Review Summary: Dear Love: A Beautiful Discord is what happens when too much is attempted. By trying to include too many influences and parts The Devil Wears Prada ultimately did little to truly separate themselves from the bands that influenced them.
The Devil Wears Prada are generally considered in hot or cold terms. They are either terrible or terriffic. A lousy Christian scene band or an awesome metalcore band. I just can't seem to agree with either of these stances.
The truth be told, The Devil Wears Prada are simply average. The songs off Dear Love: A Beautiful Discord are reminiscent of the usual metalcore fare, ranging from gimmicky introduction and intermission songs that try to to produce a horror movie-esque vibe to average palm-mutted chugging breakdowns that are half guitar, half empty space, and tons of kick pedal.
The album appears to have tons of different influences. Sadly, the mediocre parts of all the influences are all that really show. Instead of producing a truly original and interesting album, what came out was a boring and uninspired first showing. By trying too hard to be unique, The Devil Wears Prada winds up being nothing other than generic.
In just about every song off of Dear Love, you'll find a combination of all or most of the following: high pitch vocals, standard growling, a few death metal style screams, forced keyboards, over-distorted power chords, palm-mutted breakdowns, pretty good drumming, almost no bass to be heard, and tons of references to Christianity. Sound familiar? Besides the keyboards, theres hundreds of bands out there that do the same thing.
The album starts off with the "The Ascent", a minute long introduction that has some creepy sounding effects and vocals. This song rolls over into the true first song, "The Gauntlet Of Solitude". It begins with some upbeat drumming and some neat guitar work. The screaming sounds pretty good here, but the song quickly shifts to a slower part proceeded by a random keyboard fill. The entire album seems to follow this formula: quick tunes, random fill or bridge, slow tunes, rinse and repeat.
The guitar playing is pretty basic. Theres power chords and the occasional pinch harmonic. Throw in breakdown and a clean, slow part and you have the basic structure of the songs. The bass is almost nonexistent, except for at the ending of "Dogs Can Grow Beards All Over". This is the one song on the album that actually shows true creativity and potential. The ending breakdown is a great combination of the usual instruments and keyboards. This is how the band should sound.
Instead they go right back to the more generic stuff with "And The Sentence Trails Off".This song has some interesting vocals, but the rest doesn't seem to go together. The keyboard sections seem forced and don't add anything to the music except some slight ambience effects toward the end and the bass is no where to be heard. The same can said of the following track, "Rosemary Had An Accident". The song is decent, with a mixture of clean and screaming vocals. Once again the keyboardist plays more background noises than actual riffs. The breakdown at the end of the song lasts around two minutes and has some cool sounding drum fills, but nothing else of note other than a repetitive guitar riff and tons of kick drumming.
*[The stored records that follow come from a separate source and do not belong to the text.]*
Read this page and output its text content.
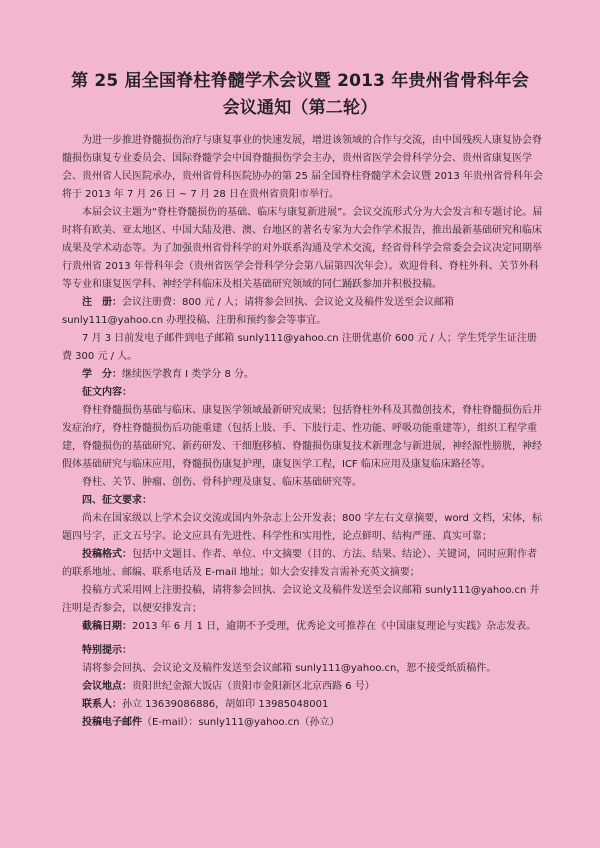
第 25 届全国脊柱脊髓学术会议暨 2013 年贵州省骨科年会
会议通知（第二轮）

为进一步推进脊髓损伤治疗与康复事业的快速发展，增进该领域的合作与交流，由中国残疾人康复协会脊髓损伤康复专业委员会、国际脊髓学会中国脊髓损伤学会主办，贵州省医学会骨科学分会、贵州省康复医学会、贵州省人民医院承办，贵州省骨科医院协办的第 25 届全国脊柱脊髓学术会议暨 2013 年贵州省骨科年会将于 2013 年 7 月 26 日 ~ 7 月 28 日在贵州省贵阳市举行。

本届会议主题为“脊柱脊髓损伤的基础、临床与康复新进展”。会议交流形式分为大会发言和专题讨论。届时将有欧美、亚太地区、中国大陆及港、澳、台地区的著名专家为大会作学术报告，推出最新基础研究和临床成果及学术动态等。为了加强贵州省骨科学的对外联系沟通及学术交流，经省骨科学会常委会会议决定同期举行贵州省 2013 年骨科年会（贵州省医学会骨科学分会第八届第四次年会）。欢迎骨科、脊柱外科、关节外科等专业和康复医学科、神经学科临床及相关基础研究领域的同仁踊跃参加并积极投稿。

注　册：会议注册费：800 元 / 人；请将参会回执、会议论文及稿件发送至会议邮箱 sunly111@yahoo.cn 办理投稿、注册和预约参会等事宜。

7 月 3 日前发电子邮件到电子邮箱 sunly111@yahoo.cn 注册优惠价 600 元 / 人；学生凭学生证注册费 300 元 / 人。

学　分：继续医学教育 I 类学分 8 分。

征文内容：

脊柱脊髓损伤基础与临床、康复医学领域最新研究成果；包括脊柱外科及其微创技术，脊柱脊髓损伤后并发症治疗，脊柱脊髓损伤后功能重建（包括上肢、手、下肢行走、性功能、呼吸功能重建等），组织工程学重建，脊髓损伤的基础研究、新药研发、干细胞移植、脊髓损伤康复技术新理念与新进展，神经源性膀胱，神经假体基础研究与临床应用，脊髓损伤康复护理，康复医学工程，ICF 临床应用及康复临床路径等。

脊柱、关节、肿瘤、创伤、骨科护理及康复、临床基础研究等。

四、征文要求：

尚未在国家级以上学术会议交流或国内外杂志上公开发表；800 字左右文章摘要，word 文档，宋体，标题四号字，正文五号字。论文应具有先进性、科学性和实用性，论点鲜明、结构严谨、真实可靠；

投稿格式：包括中文题目、作者、单位、中文摘要（目的、方法、结果、结论）、关键词，同时应附作者的联系地址、邮编、联系电话及 E-mail 地址；如大会安排发言需补充英文摘要；

投稿方式采用网上注册投稿，请将参会回执、会议论文及稿件发送至会议邮箱 sunly111@yahoo.cn 并注明是否参会，以便安排发言；

截稿日期：2013 年 6 月 1 日，逾期不予受理，优秀论文可推荐在《中国康复理论与实践》杂志发表。

特别提示：

请将参会回执、会议论文及稿件发送至会议邮箱 sunly111@yahoo.cn，恕不接受纸质稿件。

会议地点：贵阳世纪金源大饭店（贵阳市金阳新区北京西路 6 号）

联系人：孙立 13639086886，胡如印 13985048001

投稿电子邮件（E-mail）：sunly111@yahoo.cn（孙立）
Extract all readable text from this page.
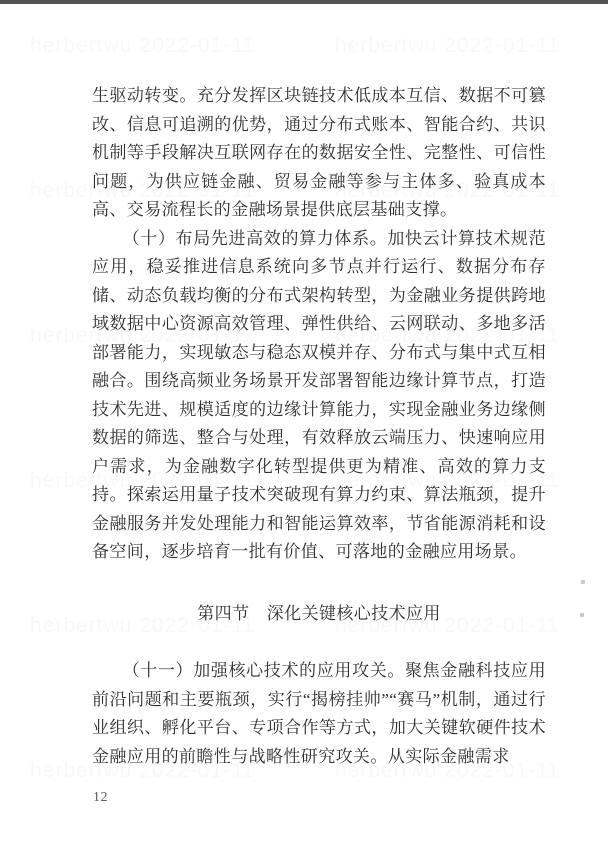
生驱动转变。充分发挥区块链技术低成本互信、数据不可篡改、信息可追溯的优势，通过分布式账本、智能合约、共识机制等手段解决互联网存在的数据安全性、完整性、可信性问题，为供应链金融、贸易金融等参与主体多、验真成本高、交易流程长的金融场景提供底层基础支撑。

（十）布局先进高效的算力体系。加快云计算技术规范应用，稳妥推进信息系统向多节点并行运行、数据分布存储、动态负载均衡的分布式架构转型，为金融业务提供跨地域数据中心资源高效管理、弹性供给、云网联动、多地多活部署能力，实现敏态与稳态双模并存、分布式与集中式互相融合。围绕高频业务场景开发部署智能边缘计算节点，打造技术先进、规模适度的边缘计算能力，实现金融业务边缘侧数据的筛选、整合与处理，有效释放云端压力、快速响应用户需求，为金融数字化转型提供更为精准、高效的算力支持。探索运用量子技术突破现有算力约束、算法瓶颈，提升金融服务并发处理能力和智能运算效率，节省能源消耗和设备空间，逐步培育一批有价值、可落地的金融应用场景。

第四节　深化关键核心技术应用

（十一）加强核心技术的应用攻关。聚焦金融科技应用前沿问题和主要瓶颈，实行“揭榜挂帅”“赛马”机制，通过行业组织、孵化平台、专项合作等方式，加大关键软硬件技术金融应用的前瞻性与战略性研究攻关。从实际金融需求

12
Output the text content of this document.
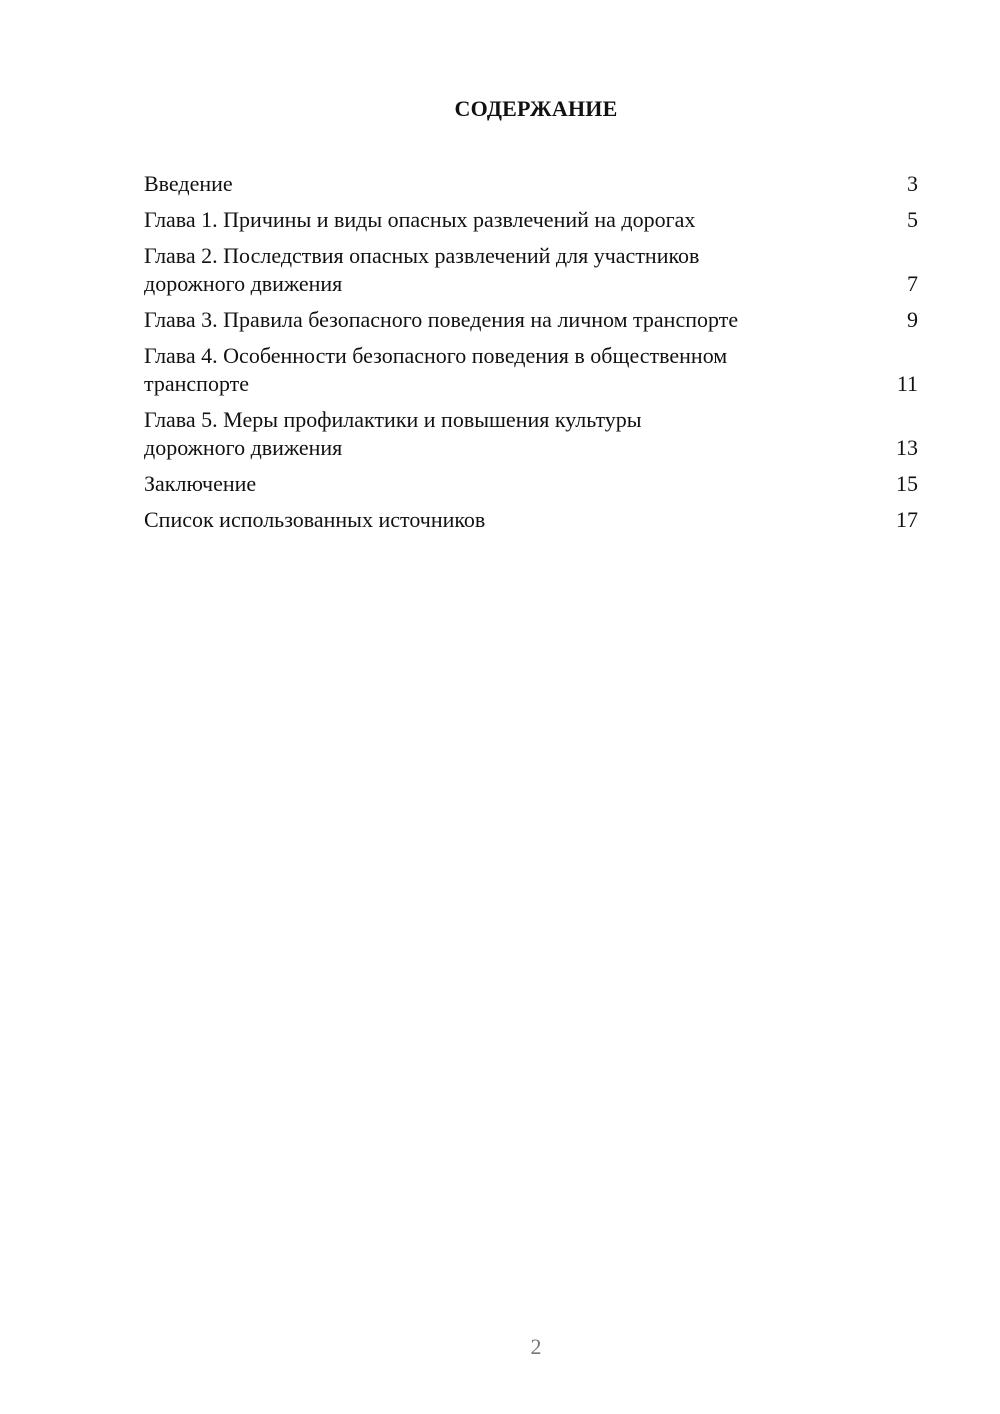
СОДЕРЖАНИЕ
Введение	3
Глава 1. Причины и виды опасных развлечений на дорогах	5
Глава 2. Последствия опасных развлечений для участников
дорожного движения	7
Глава 3. Правила безопасного поведения на личном транспорте	9
Глава 4. Особенности безопасного поведения в общественном
транспорте	11
Глава 5. Меры профилактики и повышения культуры
дорожного движения	13
Заключение	15
Список использованных источников	17
2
"Redemption" follows, which is just twenty-nine seconds of piano swelling. The final four songs are all similar to the rest of the album, but feature terrible names. "Swords, Dragons, and Diet Coke", "Who Speaks Spanish? Colon Quesadilla", and "Texas Is South" are examples f this. "Swords, Dragons, And Diet Coke" has a bit more keyboard in it than a lot of the other songs, but as usual it doesn't really add anything substantially to the music.. "Who Speaks Spanish" has a Senses Fail style guitar work and more slow, plodding sections that feature some chanting style vocals. The penultimate song, "Texas Is South", is probably the most generic out of all the tracks on the album, but does have a pretty neat sounding breakdown toward the middle. The last song, "Modify The Pronounciation" features a combination of either deep growls and singing for the last half of the song and just sounds repetitive and forced. The album ends with the lyrics "I'm asking for your forgiveness God. Lay her to rest, lay her to rest." After all, you can't have a metalcore album without a reference to a dead loved one.
Dear Love: A Beautiful Discord is an example of when too much creates too little. By trying to include too many influences and parts the band ultimately did little to truly separate themselves from the bands that influenced them. The good news is that The Devil Wears Prada shows tons of potential, as long as they turn up the bass and focus more on being themselves and just let loose.